Biomasse Suisse sagt «Ja, aber ...»

Aus Sicht von Biomasse Suisse bewegt sich die Haltung gegenüber Biokunststoffen also in die Richtung von «Ja, aber ...». Insgesamt kann die Analyse ihrer Lebenszyklen noch keine ökologischen Vorteile im Vergleich zu fossilen Kunststoffen nachweisen. Ihre Herstellung kann sich sogar als sehr energieintensiv erweisen. Unter bestimmten Bedingungen, z. B. wenn Rückstände und Nebenprodukte als Rohstoffe verwendet werden, können die Ökobilanzen jedoch positiv ausfallen.

Weitere Informationen finden Sie auf der Webseite von Biomasse Suisse.

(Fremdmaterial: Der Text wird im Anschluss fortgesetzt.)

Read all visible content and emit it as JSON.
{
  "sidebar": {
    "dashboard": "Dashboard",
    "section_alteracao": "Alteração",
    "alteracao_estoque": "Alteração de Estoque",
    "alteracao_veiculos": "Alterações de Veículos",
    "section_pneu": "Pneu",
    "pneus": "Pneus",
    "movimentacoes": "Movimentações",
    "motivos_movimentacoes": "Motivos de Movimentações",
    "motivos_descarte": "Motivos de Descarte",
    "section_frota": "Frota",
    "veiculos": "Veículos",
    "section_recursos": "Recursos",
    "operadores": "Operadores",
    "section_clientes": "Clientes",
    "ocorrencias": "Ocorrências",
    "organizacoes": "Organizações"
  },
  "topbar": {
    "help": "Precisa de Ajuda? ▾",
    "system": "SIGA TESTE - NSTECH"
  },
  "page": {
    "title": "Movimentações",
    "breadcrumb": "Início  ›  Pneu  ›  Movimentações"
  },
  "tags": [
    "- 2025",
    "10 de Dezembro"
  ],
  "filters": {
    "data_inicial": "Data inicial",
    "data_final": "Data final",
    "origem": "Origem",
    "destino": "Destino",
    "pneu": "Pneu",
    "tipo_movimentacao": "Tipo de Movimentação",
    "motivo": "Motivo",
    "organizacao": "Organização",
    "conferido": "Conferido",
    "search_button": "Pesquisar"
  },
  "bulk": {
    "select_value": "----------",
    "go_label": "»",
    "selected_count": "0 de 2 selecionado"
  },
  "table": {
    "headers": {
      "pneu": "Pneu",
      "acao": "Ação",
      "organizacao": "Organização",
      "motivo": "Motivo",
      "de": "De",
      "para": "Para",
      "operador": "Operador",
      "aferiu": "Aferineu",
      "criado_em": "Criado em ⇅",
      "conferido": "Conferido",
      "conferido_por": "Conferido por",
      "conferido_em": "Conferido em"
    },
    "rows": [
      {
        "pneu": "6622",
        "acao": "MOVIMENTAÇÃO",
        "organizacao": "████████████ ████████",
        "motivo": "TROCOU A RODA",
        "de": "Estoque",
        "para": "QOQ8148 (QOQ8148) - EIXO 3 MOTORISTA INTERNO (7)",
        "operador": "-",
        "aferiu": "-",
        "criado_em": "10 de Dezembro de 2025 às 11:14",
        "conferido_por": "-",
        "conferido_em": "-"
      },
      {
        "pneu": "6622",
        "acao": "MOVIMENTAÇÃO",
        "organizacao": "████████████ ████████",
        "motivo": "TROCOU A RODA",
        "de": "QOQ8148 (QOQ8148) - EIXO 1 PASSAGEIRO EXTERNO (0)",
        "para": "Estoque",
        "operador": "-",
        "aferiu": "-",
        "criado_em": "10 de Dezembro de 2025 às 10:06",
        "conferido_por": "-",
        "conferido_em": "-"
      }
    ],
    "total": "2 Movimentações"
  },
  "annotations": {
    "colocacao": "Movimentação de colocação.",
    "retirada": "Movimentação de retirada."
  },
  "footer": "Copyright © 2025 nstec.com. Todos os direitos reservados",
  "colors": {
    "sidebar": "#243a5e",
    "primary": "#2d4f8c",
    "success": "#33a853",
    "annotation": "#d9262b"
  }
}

«Das Marketing führt in die Irre»

Die Kompostieranlage Seeland AG, nur einen Steinwurf von Bellechasse FR entfernt, verwertet jährlich 40 000 Tonnen Grünabfälle (Garten, Haushalt, Landwirtschaft) und vermarktet diese in verschiedenen Formen: Frischkompost, Kompost- und Rasenerde, Universalerde und Holzschnitzel. Anlässlich der Fachtagung von Biomasse Schweiz fand eine Besichtigung der Anlage mit Christian Haldimann, dem Geschäftsführer, statt. Dabei bot sich die Gelegenheit, die Herausforderungen einer Anlage zu begreifen, die zwischen Industrie und Landwirtschaft angesiedelt ist.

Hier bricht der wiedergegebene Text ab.